Menikahi Pembantuku
GLEGAR!!
Suara kilat bersahutan di angkasa, membuat gemuruh panjang yang menggetarkan kaca jendela. Malam sudah larut dan belum ada tanda-tanda kalau hujan deras akan berhenti.
BRAK!!!
Seorang pria tegap melemparkan sebuah koper ke luar rumah. Koper usang itu cukup besar dan berat. Ia memang memasukkan semua baju dan barang-barang istri sah beserta anaknya ke dalam koper itu.
“Pa, please!! Kenapa kamu begini??!” Renggek seorang wanita, ia tersungkur di bawah kaki lelaki itu sambil memohon agar tidak diusir dari kediamannya sendiri.
Seorang gadis kecil juga menangis di sampingnya, berdiri terisak sambil membawa boneka teddy bear kesayangannya.
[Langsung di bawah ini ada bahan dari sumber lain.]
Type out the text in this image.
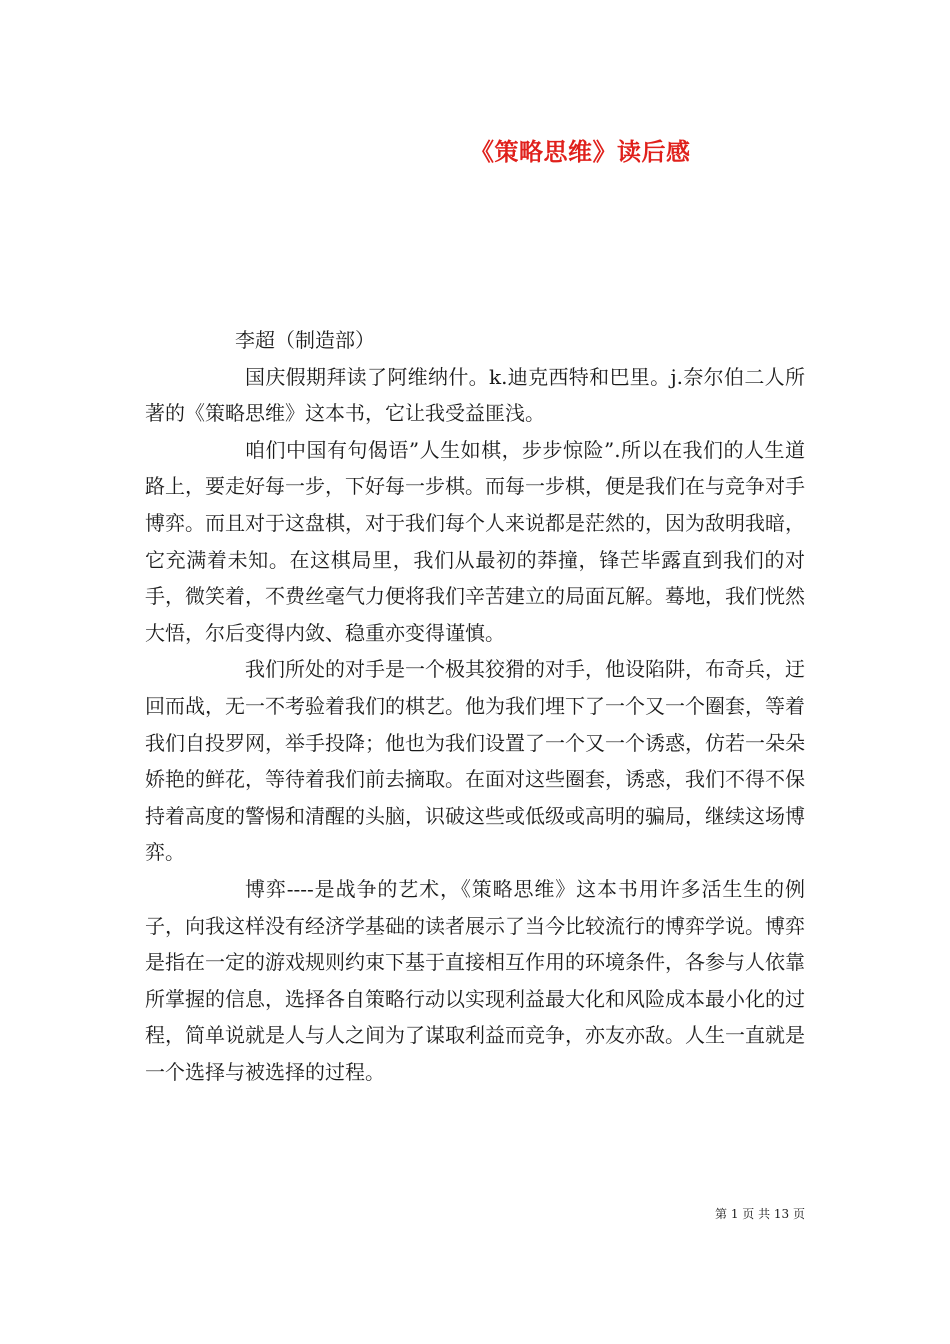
《策略思维》读后感

李超（制造部）

国庆假期拜读了阿维纳什。k.迪克西特和巴里。j.奈尔伯二人所著的《策略思维》这本书，它让我受益匪浅。

咱们中国有句偈语”人生如棋，步步惊险”.所以在我们的人生道路上，要走好每一步，下好每一步棋。而每一步棋，便是我们在与竞争对手博弈。而且对于这盘棋，对于我们每个人来说都是茫然的，因为敌明我暗，它充满着未知。在这棋局里，我们从最初的莽撞，锋芒毕露直到我们的对手，微笑着，不费丝毫气力便将我们辛苦建立的局面瓦解。蓦地，我们恍然大悟，尔后变得内敛、稳重亦变得谨慎。

我们所处的对手是一个极其狡猾的对手，他设陷阱，布奇兵，迂回而战，无一不考验着我们的棋艺。他为我们埋下了一个又一个圈套，等着我们自投罗网，举手投降；他也为我们设置了一个又一个诱惑，仿若一朵朵娇艳的鲜花，等待着我们前去摘取。在面对这些圈套，诱惑，我们不得不保持着高度的警惕和清醒的头脑，识破这些或低级或高明的骗局，继续这场博弈。

博弈----是战争的艺术，《策略思维》这本书用许多活生生的例子，向我这样没有经济学基础的读者展示了当今比较流行的博弈学说。博弈是指在一定的游戏规则约束下基于直接相互作用的环境条件，各参与人依靠所掌握的信息，选择各自策略行动以实现利益最大化和风险成本最小化的过程，简单说就是人与人之间为了谋取利益而竞争，亦友亦敌。人生一直就是一个选择与被选择的过程。

第 1 页 共 13 页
Gadis itu terus menangis karena ayahnya begitu menakutkan.
“Pergi kau!! Aku jijik menatap wajahmu juga wajah buruk rupa anak itu!” Pria itu menendang sang wanita sampai ia terjungkal ke belakang. Ia menghina wajah dari darah dagingnya sendiri. Gadis tadi semakin terisak, ia mengusap tompel besar pada pipi yang sudah ada semenjak dia lahir. Sebuah kecatatan yang membuat wajah cantiknya menjadi buruk rupa.
“Elenora adalah anakmu, Theo!!” Renggeknya, namun pria itu tetap membuang muka. Tak sudi lagi melihat keduanya.
"Aku bilang pergi!!" Theo melemparkan uang di depan wajah sang istri.
"Tapi rumah ini adalah rumahku, Mas!! Perusahaan dan juga semua aset adalah milikku!! Kamu tak ada hak untuk mengusir kami!! Semua yang kamu nikmati ini adalah milik keluargaku! Warisan orang tuaku!" serunya dengan tegas.
"Hahaha ... siapa bilang?? Aku sudah membalik nama semua aset perusahaan dan juga rumah ini menjadi namaku," jawabnya penuh tawa. Membuat mata sang istri membulat sempurna, jadi selama ini sang suami telah menipunya mentah mentah?
Dari dalam rumah seorang wanita cantik bersama dengan putrinya datang. Ia menyeringai, seakan mencemooh kondisi mengenaskan sahabatnya yang mirip dengan kucing kehujanan.
“Teganya kamu, Sarah!! Aku menganggapmu sebagai sahabatku! Temanku sejak kecil!! Bahkan orang tuaku menyekolahkanmu sampai lulus kuliah!! Kamu yang hanyalah anak seorang pembantu bisa menjadi seperti saat ini tak lain karena andil mereka!" Tamara bangkit, ia menunjuk nunjuk ke wajah wanita jahanan bernama Sarah. Tamara ingin mencakar wajah wanita itu dengan kuku jarinya.
Sarah adalah anak pembantu di kediaman keluarga Subroto, semenjak kecil Tamara berteman karib dengan Sarah karena mereka seumuran. Tamara meminta orang tuanya menyekolahkan Sarah di tempat yang sama, sekolah untuk para kaum elit. Siapa yang mengira sahabatnya itu tidak tahu balas budi dan justru menikamnya dari belakang. Sarah selalu iri dan menginginkan milik Tamara, termasuk suaminya.
"Yank, Sarah takut." Sarah bersembunyi di balik punggung lebar Theo. Dengan nada manja ia mencari perlindungan dari suami Tamara.
"Jangan berani menyentuh Sarah!" Theo menghempaskan tangan Tamara yang hendak mencakar wajah Sarah.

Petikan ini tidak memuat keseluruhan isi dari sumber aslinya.